Today, I also spoke about our “itch playbook” [The Dermatologist's Playbook for Chronic Itch]. Itch can be a really difficult concept in terms of how to manage. I went through several cases of itch patients that come in and talked about the appropriate workup and treatment options for these patients. For an undifferentiated itch patient, you want to think about a systemic workup, you want to get a blood count, you want to look at the liver and the kidneys, think about thyroid disease, and get that basic workup.

Then you want to see if the itch is localized or generalized. If it's localized, you can also think about neuropathic itch syndromes. Then I also focused on chronic pruritus of unknown origin, which is actually an entity where you have itching all throughout your body, and in many cases, this is the immune system that's slightly upregulated. We know that many of these patients have responded to therapies like dupilumab off-label, intramuscular steroids, methotrexate, and then there's also other populations of more generalized, neuropathic itch options.

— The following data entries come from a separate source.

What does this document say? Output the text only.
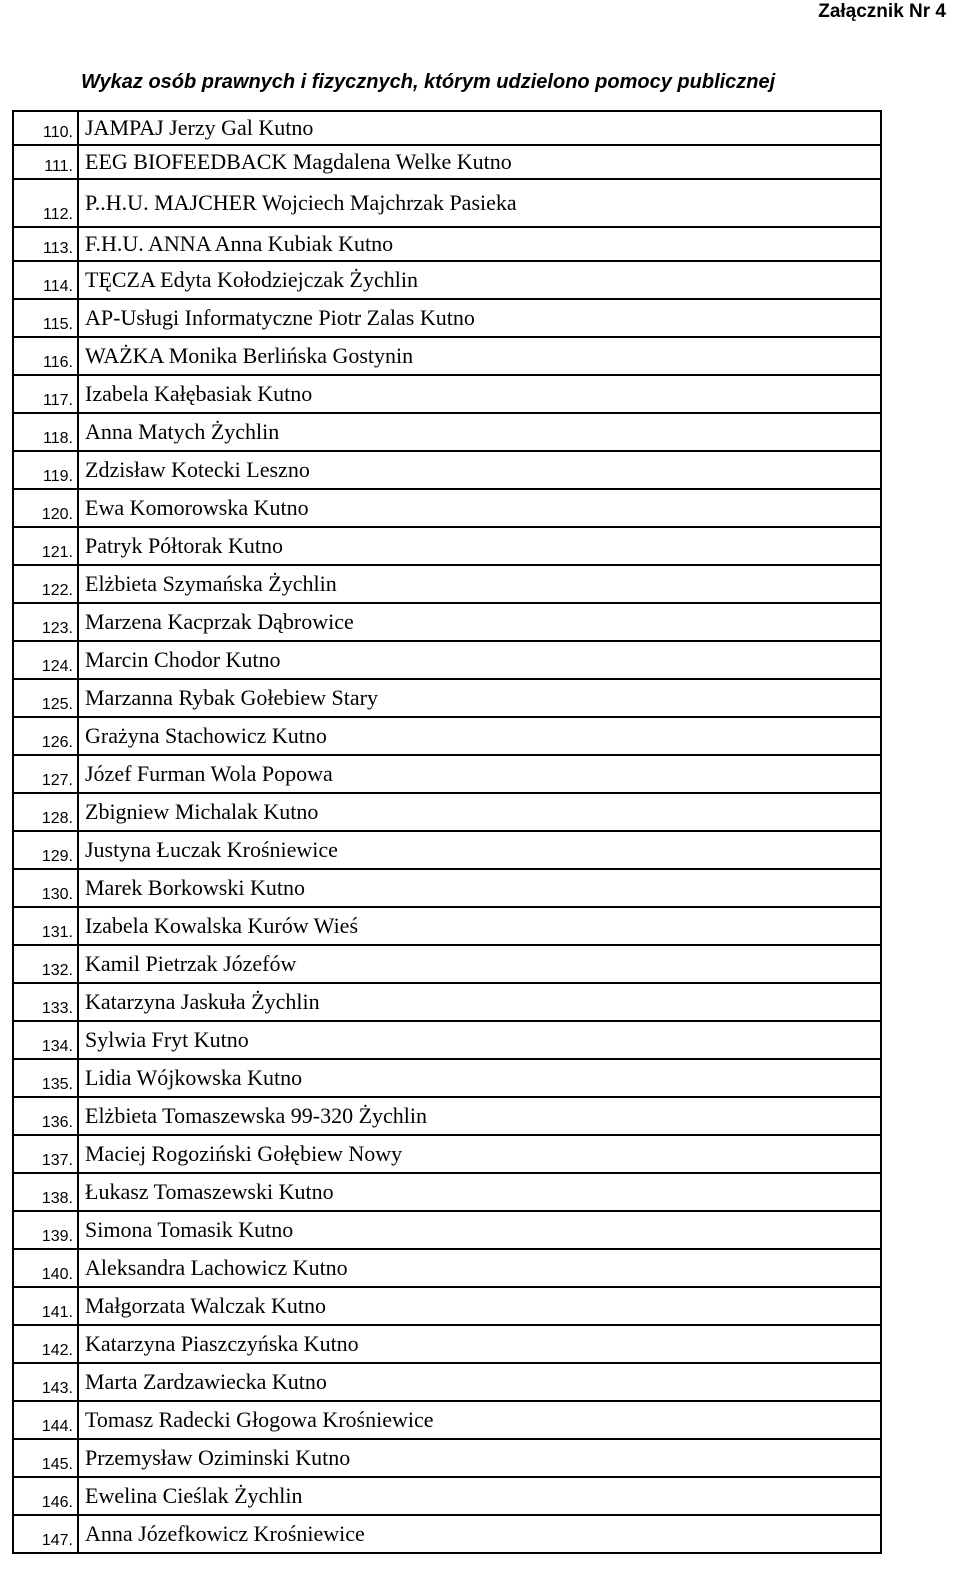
Załącznik Nr 4
Wykaz osób prawnych i fizycznych, którym udzielono pomocy publicznej
110.	JAMPAJ Jerzy Gal Kutno
111.	EEG BIOFEEDBACK Magdalena Welke Kutno
112.	P..H.U. MAJCHER Wojciech Majchrzak Pasieka
113.	F.H.U. ANNA Anna Kubiak Kutno
114.	TĘCZA Edyta Kołodziejczak Żychlin
115.	AP-Usługi Informatyczne Piotr Zalas Kutno
116.	WAŻKA Monika Berlińska Gostynin
117.	Izabela Kałębasiak Kutno
118.	Anna Matych Żychlin
119.	Zdzisław Kotecki Leszno
120.	Ewa Komorowska Kutno
121.	Patryk Półtorak Kutno
122.	Elżbieta Szymańska Żychlin
123.	Marzena Kacprzak Dąbrowice
124.	Marcin Chodor Kutno
125.	Marzanna Rybak Gołebiew Stary
126.	Grażyna Stachowicz Kutno
127.	Józef Furman Wola Popowa
128.	Zbigniew Michalak Kutno
129.	Justyna Łuczak Krośniewice
130.	Marek Borkowski Kutno
131.	Izabela Kowalska Kurów Wieś
132.	Kamil Pietrzak Józefów
133.	Katarzyna Jaskuła Żychlin
134.	Sylwia Fryt Kutno
135.	Lidia Wójkowska Kutno
136.	Elżbieta Tomaszewska 99-320 Żychlin
137.	Maciej Rogoziński Gołębiew Nowy
138.	Łukasz Tomaszewski Kutno
139.	Simona Tomasik Kutno
140.	Aleksandra Lachowicz Kutno
141.	Małgorzata Walczak Kutno
142.	Katarzyna Piaszczyńska Kutno
143.	Marta Zardzawiecka Kutno
144.	Tomasz Radecki Głogowa Krośniewice
145.	Przemysław Oziminski Kutno
146.	Ewelina Cieślak Żychlin
147.	Anna Józefkowicz Krośniewice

We also went through a new form of erythroderma that our group discovered, characterized by IL-13 and IL-17 expression from the peripheral blood mononuclear cells. Then also I went through different treatment options for neuropathic itch and the emerging landscape and atopic dermatitis. We have dupilumab, tralokinumab, the new IL-13 inhibitor, lebrikizumab, nemolizumab, an IL-31 inhibitor. We discussed all of these different options, like Q2 week [once every 2 weeks] dosing or Q4 week [once every 4 weeks] dosing.

We talked about rapidity of itch, the effects on inflammation or skin rash, safety, comorbidity coverage. We know agents like dupilumab have been approved for several years and now are also approved for asthma and can actually modulate the atopic march. We know agents like nemolizumab work fast for itch. We know drugs like lebrikizumab have a nice balance of itch and inflammation in the option for Q4 week dosing. We're trying to give "docs pearls" on those agents, in addition to JAK inhibitors, and when you might switch between these agents.